Santa Josefina Bakhita y el amor a la Voluntad de Dios



Vista su vida con los ojos del mundo, Josefina Bakhita tenía todo para odiar: secuestrada a los nueve años de edad por negreros esclavistas; vendida como un animal de feria; privada no sólo de su infancia, sino de su adolescencia y de su juventud; humillada; torturada con extrema crueldad –le hicieron 114 incisiones a los trece años para tatuarla y para evitar infecciones le colocaron sal durante un mes, lo cual le provocaba grandes dolores.; privada de su identidad; alejada de su familia y de su patria; tratada como un objeto gran parte de su vida.
         Vista su vida con los ojos del mundo, Josefina Bakhita tenía todo para odiar a muchas personas, comenzando por los negreros que la secuestraron, siguiendo por todos los que la humillaron, y finalizando con sus “amos” que la maltrataron, menos el último, y sin embargo, sus palabras para con esclavistas que arruinaron su vida son: “Si volviese a encontrar a aquellos negreros que me raptaron y torturaron, me arrodillaría para besar sus manos porque, si no hubiese sucedido esto, ahora no sería cristiana y religiosa”.
         Es decir, lejos de odiar, no solo ni siquiera hay el más mínimo rencor hacia sus captores, sino que hay palabras de perdón implícito y, lo más sorprendente, de agradecimiento. Santa Josefina Bakhita contradice al mundo.
¿Cuál es el motivo de este sentir de Bakhita, tan contrapuesto con el mundo? 
         La razón está en sus propias palabras: “Si volviese a encontrar a aquellos negreros que me raptaron y torturaron, me arrodillaría para besar sus manos porque, si no hubiese sucedido esto, ahora no sería cristiana y religiosa”.
         Santa Josefina Bakhita ve, en toda su vida, la Voluntad de Dios, Voluntad que la lleva a la máxima felicidad, que es ser hija de Dios y consagrada: “si no hubiese sucedido esto, ahora no sería cristiana y religiosa”. Para Bakhita, los negreros han sido instrumentos de la Voluntad amorosísima y providente de Dios, que la han llevado a un lugar extraño, sacándola de su ambiente familiar y natural, para que pudiera recibir el don de los dones, el don más grande que un ser humano pueda recibir, y es el ser convertido en hijo adoptivo de Dios; todavía más, para Bakhita había un don del Amor de Dios, destinado para ella, el ser religiosa consagrada, signo de predilección del Amor divino.
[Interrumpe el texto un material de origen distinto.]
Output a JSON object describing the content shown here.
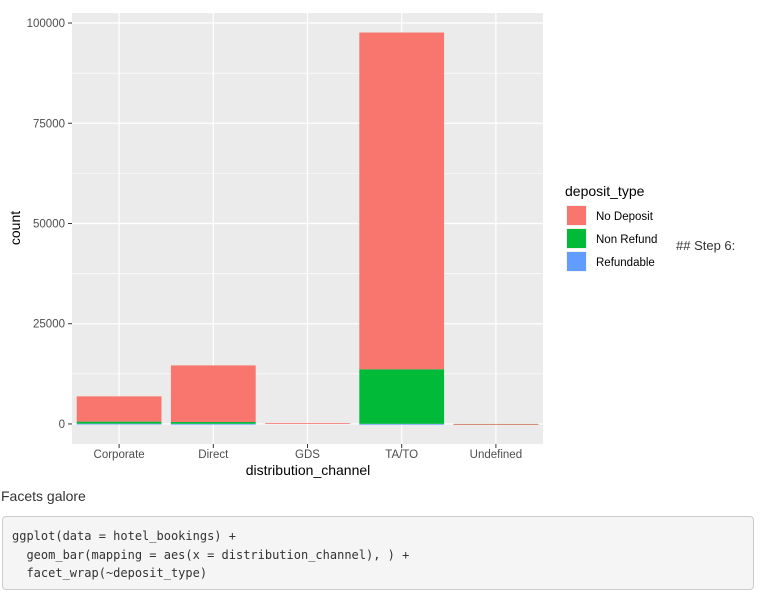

Si los negreros no la hubieran secuestrado, no habría recibido jamás el bautismo, y no podría haberse ni siquiera enterado que Dios la había amado con amor de predilección desde la eternidad, eligiéndola para ser religiosa. Los caminos de Dios son inescrutables, y para nuestra limitada mente, pueden parecer extraños, como también le parecían a Bakhita, según ella misma lo expresa, cuando dice que “cada día que pasa ama más a Dios”, que “la traído hasta aquí (el Instituto donde fue bautizada y se hizo religiosa) de un modo extraño”. “Extraño”, sí, pero lleno de amor, y de un amor que continúa por la eternidad, tal como lo experimenta ahora Bakhita en los cielos, para siempre.
         Contrariando al mundo, Bakhita muestra amor y agradecimiento a sus captores y a todos los que la humillaron, pero esto no se debe a que Bakhita era “naturalmente buena”. Hay una razón mucho más profunda que explica el amor de Bakhita, y es el participar del Amor de Cristo, derramado con su Sangre en la Cruz. Un amor tan grande como el de Bakhita no tiene explicaciones humanas: se origina en el seno de Dios Trinidad, en el Ser trinitario, en la espiración de Amor mutuo entre el Padre y el Hijo en la Trinidad.
         Este es el motivo por el cual sus palabras: “Si volviese a encontrar a aquellos negreros que me raptaron y torturaron, me arrodillaría para besar sus manos porque, si no hubiese sucedido esto, ahora no sería cristiana y religiosa”, no solo contradicen al mundo, cuyo mandato es la venganza y el rencor, sino que manifiestan el perdón y el Amor de Cristo Dios, perdón y Amor donados sin límites desde la Cruz a toda la humanidad.
         El mensaje de santidad de Santa Josefina Bakhita es entonces, no solo el ver la Voluntad amorosísima de Dios en todos los acontecimientos de la vida, aún y sobre todo aquellos que más dolorosos y extraños puedan ser, sino también la participación en el Amor de Cristo como único medio para amar al prójimo, principalmente si este es enemigo, para así alcanzar el Reino de los cielos.